La novela, que exige horas o días de lectura, cuenta el cambio que sufre una mínima parte del mundo: un hombre o una mujer. El cuento, que se lee en un rato, muestra cómo cambia el mundo entero. Por qué el cuento juega a ocuparse del corazón del mundo, y la novela del corazón de una persona, es un asunto difícil de explicar. Pero, en uno de sus brillantes artículos, Gilbert K. Chesterton nos da algunas pistas.

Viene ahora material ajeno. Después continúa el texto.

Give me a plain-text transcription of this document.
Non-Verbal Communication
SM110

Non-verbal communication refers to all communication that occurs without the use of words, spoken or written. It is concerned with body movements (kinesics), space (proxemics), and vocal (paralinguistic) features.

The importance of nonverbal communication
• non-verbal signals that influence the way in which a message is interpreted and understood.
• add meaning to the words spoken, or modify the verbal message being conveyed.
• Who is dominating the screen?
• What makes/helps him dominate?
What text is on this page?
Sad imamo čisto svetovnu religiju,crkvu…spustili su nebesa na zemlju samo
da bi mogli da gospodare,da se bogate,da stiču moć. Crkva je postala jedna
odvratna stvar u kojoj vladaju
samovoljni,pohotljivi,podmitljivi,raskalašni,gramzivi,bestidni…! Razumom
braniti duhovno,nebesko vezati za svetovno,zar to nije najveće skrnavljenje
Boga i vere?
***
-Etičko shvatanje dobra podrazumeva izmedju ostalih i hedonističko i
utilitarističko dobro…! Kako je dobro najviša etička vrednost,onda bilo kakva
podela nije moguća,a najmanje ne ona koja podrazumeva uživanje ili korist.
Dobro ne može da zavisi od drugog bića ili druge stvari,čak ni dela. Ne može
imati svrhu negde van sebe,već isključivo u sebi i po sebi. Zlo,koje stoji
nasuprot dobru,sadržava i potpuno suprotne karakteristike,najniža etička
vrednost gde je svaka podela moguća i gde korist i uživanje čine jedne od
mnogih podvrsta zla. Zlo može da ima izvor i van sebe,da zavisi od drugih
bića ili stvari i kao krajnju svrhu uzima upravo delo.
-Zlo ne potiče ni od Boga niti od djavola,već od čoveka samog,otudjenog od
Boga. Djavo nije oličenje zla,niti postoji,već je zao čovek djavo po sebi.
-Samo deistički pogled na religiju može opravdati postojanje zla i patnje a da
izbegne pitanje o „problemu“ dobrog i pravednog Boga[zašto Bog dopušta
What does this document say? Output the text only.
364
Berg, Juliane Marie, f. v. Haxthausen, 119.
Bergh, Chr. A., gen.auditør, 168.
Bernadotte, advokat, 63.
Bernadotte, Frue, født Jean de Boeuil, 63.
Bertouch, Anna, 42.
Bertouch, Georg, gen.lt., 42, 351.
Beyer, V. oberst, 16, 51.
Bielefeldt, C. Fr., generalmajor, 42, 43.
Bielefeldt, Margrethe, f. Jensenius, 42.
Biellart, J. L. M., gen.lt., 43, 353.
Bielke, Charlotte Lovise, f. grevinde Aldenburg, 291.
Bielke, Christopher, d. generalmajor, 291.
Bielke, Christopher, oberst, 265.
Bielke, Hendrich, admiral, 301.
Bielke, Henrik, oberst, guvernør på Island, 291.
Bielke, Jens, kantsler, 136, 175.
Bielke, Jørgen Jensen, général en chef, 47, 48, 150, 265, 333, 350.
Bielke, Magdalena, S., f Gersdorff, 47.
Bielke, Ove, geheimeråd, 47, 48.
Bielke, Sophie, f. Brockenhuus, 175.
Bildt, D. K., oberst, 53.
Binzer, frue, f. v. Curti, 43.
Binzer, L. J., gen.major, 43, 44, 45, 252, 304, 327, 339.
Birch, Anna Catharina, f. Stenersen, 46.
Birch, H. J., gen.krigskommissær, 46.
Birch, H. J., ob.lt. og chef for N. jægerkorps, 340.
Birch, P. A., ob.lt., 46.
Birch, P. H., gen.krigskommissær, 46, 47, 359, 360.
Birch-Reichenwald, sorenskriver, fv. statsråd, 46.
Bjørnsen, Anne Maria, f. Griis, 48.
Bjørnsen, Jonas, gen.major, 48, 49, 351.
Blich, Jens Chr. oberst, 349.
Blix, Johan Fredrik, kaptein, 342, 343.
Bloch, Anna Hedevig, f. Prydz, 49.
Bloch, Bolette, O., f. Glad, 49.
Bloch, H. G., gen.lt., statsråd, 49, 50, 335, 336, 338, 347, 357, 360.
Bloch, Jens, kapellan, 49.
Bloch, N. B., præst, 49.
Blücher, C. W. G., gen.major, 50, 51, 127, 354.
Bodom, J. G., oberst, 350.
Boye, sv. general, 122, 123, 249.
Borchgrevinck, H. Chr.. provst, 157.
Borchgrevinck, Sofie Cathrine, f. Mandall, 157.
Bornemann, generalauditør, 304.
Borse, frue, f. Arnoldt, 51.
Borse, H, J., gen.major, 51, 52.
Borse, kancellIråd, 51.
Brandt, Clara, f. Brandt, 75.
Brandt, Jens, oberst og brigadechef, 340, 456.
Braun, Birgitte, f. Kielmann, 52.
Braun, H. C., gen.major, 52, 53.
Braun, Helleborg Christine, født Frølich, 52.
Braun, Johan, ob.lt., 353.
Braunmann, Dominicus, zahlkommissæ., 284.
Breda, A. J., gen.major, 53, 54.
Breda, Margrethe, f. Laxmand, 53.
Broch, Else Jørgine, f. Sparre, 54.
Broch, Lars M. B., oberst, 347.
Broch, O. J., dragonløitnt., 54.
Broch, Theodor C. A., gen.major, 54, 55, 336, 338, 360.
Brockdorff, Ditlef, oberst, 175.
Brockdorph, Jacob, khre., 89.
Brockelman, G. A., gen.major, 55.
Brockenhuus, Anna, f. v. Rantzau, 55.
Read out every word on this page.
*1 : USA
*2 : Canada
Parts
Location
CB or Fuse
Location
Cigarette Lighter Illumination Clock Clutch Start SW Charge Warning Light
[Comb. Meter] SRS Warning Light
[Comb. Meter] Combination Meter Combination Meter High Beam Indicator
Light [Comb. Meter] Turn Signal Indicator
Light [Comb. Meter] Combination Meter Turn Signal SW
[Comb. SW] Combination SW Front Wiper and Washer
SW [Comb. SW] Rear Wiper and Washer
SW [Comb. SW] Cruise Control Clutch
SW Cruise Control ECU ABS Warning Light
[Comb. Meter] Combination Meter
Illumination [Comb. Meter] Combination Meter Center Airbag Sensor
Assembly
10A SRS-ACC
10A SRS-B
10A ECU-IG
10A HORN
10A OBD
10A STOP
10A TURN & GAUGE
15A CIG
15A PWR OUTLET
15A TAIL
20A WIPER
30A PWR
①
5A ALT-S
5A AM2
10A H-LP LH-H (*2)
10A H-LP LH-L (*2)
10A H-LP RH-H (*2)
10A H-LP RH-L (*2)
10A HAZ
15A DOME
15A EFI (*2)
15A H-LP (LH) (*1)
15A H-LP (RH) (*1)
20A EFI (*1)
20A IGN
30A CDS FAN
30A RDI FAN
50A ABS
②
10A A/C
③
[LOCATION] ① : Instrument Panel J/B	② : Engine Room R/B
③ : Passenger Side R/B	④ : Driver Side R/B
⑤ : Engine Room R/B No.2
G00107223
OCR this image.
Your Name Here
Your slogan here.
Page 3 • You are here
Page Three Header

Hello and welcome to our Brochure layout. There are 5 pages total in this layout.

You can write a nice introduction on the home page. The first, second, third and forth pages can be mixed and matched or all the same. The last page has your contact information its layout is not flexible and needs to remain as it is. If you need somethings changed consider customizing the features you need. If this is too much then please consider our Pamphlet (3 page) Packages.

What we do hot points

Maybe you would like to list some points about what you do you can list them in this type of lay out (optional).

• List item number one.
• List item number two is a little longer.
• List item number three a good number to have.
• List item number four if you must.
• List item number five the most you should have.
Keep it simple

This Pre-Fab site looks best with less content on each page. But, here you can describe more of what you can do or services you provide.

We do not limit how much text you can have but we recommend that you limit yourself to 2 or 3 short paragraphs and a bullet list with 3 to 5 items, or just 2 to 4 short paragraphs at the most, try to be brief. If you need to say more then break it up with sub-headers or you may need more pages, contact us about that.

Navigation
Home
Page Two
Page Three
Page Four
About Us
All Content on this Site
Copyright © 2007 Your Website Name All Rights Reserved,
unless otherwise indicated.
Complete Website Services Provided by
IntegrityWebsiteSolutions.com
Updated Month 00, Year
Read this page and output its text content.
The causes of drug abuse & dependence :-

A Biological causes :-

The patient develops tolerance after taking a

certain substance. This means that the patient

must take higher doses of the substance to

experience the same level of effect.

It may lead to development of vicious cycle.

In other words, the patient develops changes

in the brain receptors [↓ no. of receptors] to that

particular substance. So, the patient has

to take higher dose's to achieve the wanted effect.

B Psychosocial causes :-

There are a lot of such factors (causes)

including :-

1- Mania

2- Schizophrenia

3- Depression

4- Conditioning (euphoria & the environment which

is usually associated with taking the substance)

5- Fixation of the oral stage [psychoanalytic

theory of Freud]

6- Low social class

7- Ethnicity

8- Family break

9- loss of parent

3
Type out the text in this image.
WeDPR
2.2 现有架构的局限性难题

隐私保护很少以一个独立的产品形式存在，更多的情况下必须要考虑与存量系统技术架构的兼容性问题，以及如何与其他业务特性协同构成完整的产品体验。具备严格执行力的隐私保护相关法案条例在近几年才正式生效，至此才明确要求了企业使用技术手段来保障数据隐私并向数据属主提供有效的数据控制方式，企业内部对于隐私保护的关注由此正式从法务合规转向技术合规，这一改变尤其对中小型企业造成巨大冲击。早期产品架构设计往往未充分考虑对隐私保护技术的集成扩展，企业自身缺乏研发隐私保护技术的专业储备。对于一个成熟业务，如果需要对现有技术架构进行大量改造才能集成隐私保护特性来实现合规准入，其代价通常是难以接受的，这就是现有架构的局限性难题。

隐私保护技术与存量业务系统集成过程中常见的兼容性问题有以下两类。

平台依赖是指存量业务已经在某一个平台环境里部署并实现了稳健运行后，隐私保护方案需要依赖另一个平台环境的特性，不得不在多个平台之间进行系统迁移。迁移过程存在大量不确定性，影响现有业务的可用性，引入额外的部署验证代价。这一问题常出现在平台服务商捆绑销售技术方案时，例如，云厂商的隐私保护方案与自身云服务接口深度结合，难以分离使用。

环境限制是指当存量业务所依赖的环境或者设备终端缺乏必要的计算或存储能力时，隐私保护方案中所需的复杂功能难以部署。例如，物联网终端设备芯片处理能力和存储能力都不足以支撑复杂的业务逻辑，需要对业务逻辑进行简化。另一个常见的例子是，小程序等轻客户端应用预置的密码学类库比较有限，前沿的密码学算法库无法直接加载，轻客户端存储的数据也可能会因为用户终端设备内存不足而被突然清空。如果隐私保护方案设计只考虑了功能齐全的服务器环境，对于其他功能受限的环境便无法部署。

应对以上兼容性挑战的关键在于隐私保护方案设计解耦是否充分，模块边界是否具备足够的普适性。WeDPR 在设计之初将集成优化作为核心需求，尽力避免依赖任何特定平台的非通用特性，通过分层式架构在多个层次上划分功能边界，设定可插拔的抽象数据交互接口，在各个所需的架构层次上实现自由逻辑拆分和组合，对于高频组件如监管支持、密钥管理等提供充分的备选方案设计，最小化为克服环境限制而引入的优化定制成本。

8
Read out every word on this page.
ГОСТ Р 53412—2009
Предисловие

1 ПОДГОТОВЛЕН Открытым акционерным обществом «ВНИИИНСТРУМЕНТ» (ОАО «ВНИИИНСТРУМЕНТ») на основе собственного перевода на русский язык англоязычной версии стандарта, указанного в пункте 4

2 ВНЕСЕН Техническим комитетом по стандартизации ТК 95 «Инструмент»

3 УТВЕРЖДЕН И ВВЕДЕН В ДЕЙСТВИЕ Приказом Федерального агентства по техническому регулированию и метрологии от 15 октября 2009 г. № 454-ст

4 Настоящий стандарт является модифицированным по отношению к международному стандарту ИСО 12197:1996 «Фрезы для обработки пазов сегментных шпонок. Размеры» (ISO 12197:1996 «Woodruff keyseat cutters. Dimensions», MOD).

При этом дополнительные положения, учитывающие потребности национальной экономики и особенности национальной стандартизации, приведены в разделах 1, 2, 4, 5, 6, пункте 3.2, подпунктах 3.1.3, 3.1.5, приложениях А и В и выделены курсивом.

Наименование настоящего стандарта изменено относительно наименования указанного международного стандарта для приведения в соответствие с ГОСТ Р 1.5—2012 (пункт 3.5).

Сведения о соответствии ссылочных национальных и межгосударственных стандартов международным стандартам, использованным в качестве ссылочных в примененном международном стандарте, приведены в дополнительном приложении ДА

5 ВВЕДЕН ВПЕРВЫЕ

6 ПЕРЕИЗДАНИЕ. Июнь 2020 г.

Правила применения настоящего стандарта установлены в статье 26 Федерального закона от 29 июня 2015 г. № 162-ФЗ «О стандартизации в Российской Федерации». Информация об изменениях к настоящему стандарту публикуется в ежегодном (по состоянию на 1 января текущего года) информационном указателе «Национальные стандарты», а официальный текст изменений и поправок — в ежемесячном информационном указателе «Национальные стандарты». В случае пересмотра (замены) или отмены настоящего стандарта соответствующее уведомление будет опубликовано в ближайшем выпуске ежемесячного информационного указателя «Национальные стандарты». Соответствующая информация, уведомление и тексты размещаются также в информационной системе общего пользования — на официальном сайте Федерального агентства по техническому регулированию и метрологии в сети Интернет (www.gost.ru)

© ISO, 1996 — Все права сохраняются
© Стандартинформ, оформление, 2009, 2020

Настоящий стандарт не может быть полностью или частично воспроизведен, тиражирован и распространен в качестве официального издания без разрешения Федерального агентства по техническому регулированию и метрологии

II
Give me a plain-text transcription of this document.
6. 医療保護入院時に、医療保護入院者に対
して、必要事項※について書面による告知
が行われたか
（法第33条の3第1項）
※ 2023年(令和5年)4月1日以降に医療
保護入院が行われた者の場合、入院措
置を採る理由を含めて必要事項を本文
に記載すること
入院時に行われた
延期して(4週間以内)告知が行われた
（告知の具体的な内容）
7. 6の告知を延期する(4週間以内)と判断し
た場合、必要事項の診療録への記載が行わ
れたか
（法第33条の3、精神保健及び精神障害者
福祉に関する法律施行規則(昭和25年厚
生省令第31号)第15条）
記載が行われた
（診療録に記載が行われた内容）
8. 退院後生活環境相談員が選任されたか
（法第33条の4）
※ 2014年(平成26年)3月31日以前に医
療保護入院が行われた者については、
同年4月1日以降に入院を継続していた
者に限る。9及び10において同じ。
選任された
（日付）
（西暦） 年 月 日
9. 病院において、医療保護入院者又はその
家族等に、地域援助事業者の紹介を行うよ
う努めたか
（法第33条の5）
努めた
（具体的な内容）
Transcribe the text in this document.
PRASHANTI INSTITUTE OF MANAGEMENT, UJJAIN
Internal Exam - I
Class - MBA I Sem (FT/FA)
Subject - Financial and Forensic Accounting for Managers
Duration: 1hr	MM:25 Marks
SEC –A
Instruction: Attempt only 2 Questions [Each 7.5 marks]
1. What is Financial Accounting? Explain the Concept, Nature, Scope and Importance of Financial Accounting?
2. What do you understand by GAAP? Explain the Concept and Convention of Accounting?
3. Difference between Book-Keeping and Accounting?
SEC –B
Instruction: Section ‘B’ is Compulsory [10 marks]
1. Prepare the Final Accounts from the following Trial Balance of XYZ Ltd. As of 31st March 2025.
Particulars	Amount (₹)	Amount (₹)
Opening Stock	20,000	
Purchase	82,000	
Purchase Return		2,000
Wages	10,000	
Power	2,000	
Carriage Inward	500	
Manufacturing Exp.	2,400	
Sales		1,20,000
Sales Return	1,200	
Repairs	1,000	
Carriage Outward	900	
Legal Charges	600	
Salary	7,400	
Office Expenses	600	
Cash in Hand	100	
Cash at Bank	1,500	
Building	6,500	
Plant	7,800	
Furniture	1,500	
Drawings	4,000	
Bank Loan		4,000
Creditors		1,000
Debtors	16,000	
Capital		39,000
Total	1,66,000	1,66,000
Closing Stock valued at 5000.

El artículo se llama “El teatro de juguete”. En sus páginas, Chesterton nos cuenta cómo armó un pequeño teatro de papel, con un San Jorge y un dragón como protagonistas. Y nos dice que, aunque mal dibujado, ese mínimo artefacto le sirvió para contar una historia ambiciosa. “Una cosa puede comprobarse como exacta en el teatro de juguete: que al reducir la escala de los acontecimientos se pueden introducir acontecimientos muchos mayores. Por ser pequeño, podría representar fácilmente el terremoto de Jamaica. Porque es pequeño, podría representar fácilmente el día del Juicio Final. [...] No se pueden representar ideas muy grandes sino en espacios muy pequeños”.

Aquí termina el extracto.